High fantasy doesn’t get much sweeter than this cosy tale of an orc who gives up the adventuring life for her dream of running a coffee-shop…
Book: Legends and Lattes by Travis Baldree
Publication date: 22nd February 2022
Ownership: E-ARC sent free of charge by author. All opinions my own.
Content warnings: minor fantasy violence; arson/house fire.
Worn out after decades of packing steel and raising hell, Viv the orc barbarian cashes out of the warrior’s life with one final score. A forgotten legend, a fabled artifact, and an unreasonable amount of hope lead her to the streets of Thune, where she plans to open the first coffee shop the city has ever seen.
However, her dreams of a fresh start pulling shots instead of swinging swords are hardly a sure bet. Old frenemies and Thune’s shady underbelly may just upset her plans. To finally build something that will last, Viv will need some new partners and a different kind of resolve.
A hot cup of fantasy slice-of-life with a dollop of romantic froth.
I think by this point in the review (yes, the very start of me actually writing) you’ll already have a good idea of whether this book sounds like it’s going to be exactly your thing or not. For me, it was an instant YES – I’m always on the lookout for fantasy that has all the classic vibes but extremely low stakes, because I love a quiet, personal story.
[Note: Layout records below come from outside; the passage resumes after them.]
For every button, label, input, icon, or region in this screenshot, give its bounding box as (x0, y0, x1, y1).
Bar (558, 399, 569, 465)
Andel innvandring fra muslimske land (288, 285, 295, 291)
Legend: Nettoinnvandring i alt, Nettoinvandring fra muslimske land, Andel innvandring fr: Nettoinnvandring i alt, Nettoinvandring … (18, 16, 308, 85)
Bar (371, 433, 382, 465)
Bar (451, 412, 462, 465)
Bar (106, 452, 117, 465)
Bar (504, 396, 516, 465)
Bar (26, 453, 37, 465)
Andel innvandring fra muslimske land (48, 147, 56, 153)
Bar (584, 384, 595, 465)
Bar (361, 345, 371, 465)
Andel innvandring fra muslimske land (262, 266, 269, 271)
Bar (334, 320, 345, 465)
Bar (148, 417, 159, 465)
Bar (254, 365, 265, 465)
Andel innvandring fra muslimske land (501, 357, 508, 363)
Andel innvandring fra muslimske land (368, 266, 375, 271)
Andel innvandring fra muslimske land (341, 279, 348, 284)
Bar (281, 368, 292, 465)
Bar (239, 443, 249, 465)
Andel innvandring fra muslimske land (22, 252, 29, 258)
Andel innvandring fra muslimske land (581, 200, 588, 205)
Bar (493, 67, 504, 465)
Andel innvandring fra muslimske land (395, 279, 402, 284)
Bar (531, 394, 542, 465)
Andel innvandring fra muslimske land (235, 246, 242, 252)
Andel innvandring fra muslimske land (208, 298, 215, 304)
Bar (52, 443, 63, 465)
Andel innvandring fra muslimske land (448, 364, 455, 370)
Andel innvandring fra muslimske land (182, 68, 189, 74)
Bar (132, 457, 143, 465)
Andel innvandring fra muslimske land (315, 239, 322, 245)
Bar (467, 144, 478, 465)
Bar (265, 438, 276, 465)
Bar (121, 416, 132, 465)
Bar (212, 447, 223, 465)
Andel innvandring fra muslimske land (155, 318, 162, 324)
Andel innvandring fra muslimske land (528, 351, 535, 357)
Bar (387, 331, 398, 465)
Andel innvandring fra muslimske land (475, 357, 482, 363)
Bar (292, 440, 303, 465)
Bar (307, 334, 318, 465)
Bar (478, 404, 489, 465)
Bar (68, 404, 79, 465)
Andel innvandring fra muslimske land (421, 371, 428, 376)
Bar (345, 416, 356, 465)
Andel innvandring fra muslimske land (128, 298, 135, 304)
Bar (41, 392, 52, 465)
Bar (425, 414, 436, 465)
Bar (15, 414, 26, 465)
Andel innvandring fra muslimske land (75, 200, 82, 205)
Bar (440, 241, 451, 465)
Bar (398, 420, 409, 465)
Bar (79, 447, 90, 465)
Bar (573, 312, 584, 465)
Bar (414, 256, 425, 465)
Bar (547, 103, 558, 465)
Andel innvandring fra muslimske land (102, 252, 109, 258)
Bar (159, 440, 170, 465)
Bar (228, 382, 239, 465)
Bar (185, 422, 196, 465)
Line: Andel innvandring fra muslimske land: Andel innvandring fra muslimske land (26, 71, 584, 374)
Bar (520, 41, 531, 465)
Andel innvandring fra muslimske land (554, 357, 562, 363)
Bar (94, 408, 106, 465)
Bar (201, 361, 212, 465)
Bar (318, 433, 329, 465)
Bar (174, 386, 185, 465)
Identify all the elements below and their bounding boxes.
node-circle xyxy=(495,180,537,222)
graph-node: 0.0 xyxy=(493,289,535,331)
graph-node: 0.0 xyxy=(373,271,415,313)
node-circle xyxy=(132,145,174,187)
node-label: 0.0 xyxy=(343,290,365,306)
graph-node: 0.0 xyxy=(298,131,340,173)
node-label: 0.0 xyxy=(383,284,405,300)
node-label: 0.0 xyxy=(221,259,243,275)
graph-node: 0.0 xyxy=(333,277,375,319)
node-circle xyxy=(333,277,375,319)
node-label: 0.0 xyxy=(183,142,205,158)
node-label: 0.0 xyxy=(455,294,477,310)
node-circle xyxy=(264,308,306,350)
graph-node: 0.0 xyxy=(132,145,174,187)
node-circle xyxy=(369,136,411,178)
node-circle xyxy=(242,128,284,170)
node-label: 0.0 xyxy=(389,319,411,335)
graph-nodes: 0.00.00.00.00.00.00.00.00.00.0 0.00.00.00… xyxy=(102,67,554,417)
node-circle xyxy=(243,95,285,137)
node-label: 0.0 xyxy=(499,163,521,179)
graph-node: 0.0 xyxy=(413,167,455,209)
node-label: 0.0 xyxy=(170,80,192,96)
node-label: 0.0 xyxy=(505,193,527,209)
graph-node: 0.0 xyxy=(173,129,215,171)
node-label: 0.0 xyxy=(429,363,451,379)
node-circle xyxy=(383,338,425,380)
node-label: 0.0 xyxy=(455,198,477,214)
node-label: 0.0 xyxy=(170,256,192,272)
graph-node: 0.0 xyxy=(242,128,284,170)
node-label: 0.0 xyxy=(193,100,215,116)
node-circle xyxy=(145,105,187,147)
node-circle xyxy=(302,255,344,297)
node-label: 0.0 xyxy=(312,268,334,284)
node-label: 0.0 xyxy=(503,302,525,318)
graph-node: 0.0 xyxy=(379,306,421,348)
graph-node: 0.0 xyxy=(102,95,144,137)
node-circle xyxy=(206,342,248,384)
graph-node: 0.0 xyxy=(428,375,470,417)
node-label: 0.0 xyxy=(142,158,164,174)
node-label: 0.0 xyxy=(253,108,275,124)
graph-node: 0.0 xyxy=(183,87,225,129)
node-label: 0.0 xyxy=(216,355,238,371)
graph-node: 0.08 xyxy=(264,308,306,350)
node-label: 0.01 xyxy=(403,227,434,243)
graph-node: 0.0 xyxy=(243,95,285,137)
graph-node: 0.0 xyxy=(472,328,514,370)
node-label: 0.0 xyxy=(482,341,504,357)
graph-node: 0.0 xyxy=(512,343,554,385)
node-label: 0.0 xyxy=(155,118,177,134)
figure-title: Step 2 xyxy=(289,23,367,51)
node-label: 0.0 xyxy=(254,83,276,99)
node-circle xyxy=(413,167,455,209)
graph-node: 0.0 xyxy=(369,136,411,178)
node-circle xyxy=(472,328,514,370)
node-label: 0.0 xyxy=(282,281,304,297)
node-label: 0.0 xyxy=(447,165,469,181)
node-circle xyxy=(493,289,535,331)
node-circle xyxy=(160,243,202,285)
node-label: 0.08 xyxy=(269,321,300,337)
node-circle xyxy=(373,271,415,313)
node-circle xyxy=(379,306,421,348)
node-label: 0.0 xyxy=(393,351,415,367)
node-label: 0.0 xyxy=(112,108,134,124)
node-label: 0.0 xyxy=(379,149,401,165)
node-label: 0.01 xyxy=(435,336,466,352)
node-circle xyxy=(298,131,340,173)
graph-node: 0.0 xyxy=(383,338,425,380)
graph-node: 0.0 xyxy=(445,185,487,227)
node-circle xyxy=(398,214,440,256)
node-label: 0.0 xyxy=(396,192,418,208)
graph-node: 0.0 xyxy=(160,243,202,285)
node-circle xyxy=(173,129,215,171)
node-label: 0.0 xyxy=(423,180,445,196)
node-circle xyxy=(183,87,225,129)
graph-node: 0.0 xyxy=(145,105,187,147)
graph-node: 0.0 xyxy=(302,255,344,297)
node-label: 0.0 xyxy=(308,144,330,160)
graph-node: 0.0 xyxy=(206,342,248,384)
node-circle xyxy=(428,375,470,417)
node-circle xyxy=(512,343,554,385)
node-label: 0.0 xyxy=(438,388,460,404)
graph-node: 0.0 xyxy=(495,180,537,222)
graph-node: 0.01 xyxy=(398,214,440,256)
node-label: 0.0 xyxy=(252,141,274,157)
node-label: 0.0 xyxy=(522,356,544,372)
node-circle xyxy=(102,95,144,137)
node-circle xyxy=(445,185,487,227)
Let me tell you, I was not disappointed in this one bit. It’s exactly what it promises: a slice-of-life book that’s as cosy and comforting as a cinnamon bun and a hot cup of tea (I would say coffee, to stay on theme, but I can’t stand the stuff myself!).
This is a character-focused story, of course, and the characters are what really make it work so well. Viv, the ex-adventurer orc, is a really likeable protagonist; it’s easy to connect with her mix of straightforward practicality and secret dreams. There’s a sort of ripple of quiet humour in Viv’s point of view that keeps the book just shy of being ‘comic’, exactly, but makes it feel very warm and friendly – I could absolutely see myself visiting the shop and being welcomed by her. I also really liked that she does bear the marks of her previous life, both physically and mentally, and part of her journey is just learning how to be herself again after stuffing herself in a box for so long. It’s a theme that is repeated in most of the characters we meet, the idea that people can be something more than they first appear, that sometimes you have to step outside your comfort zone to find something that’s actually a lot more comfortable when you get there. I don’t usually make notes on books as I read, but early on in the book there’s a line that seemed to put the mission statement of this book so simply that I made sure to write it down: “Things don’t have to stay as what they started out as”. Succubus Tandri, nervous bard Pendry, gruff workman Cal, and even tiny baker rattkin Thimble all need to accept a little bit of change in order to grow.
It’s a beautiful theme that manages to avoid being cheesy at any point in the book, which is an incredible feat for a story so centred around finding yourself, making friends, and realising what’s truly important to yourself – it could so easily have veered into unbelievable sweetness, but it never does, sticking very close to a realistically-paced progression. It’s full of kindness and respect and people working hard to be decent. This means that all the warmth and emotional payoff feels realistically won, so whenever Viv or one of the other characters has something good happen, it’s easy to feel like they deserve it, because we’ve seen the work. The group grow together into a wonderful found family; there’s a smidgen of romance, which I loved, but it’s very light, and the focus is almost fully on community and friendship. There are darker elements to it, but nothing that breaks the general feel-good attitude – just enough to season it all into feeling believable and adding some mild peril.
It’s also just sheer fun! Seeing Viv build her coffee shop from the ground up is as satisfying as any home renovation reality programme, and you really get a sense of the town and the world around the shop even though the actual worldbuilding is done lightly. I was amused by the exoticness of coffee and the reactions of the townsfolk to this new weird ‘bean water’, plus the invention of various baked goods, which is all described with that perfect little twist of humour. It actually kind of feels like a rest episode in a tabletop game run by that one friend who always makes you laugh. It’s just a good time, honestly. I read the whole thing in a day because it was just too much fun to stop.
By this point in the review (yes, the very end) you should absolutely be ready to go and buy yourself a copy of this. It was exactly what I needed to read and I suspect that will be true for a lot of people! Gorgeous, fun stuff – adult fantasy with a middle grade loveliness, perfect for fans of Stephanie Burgis and the lighter side of T Kingfisher. Five out of five cats, obviously!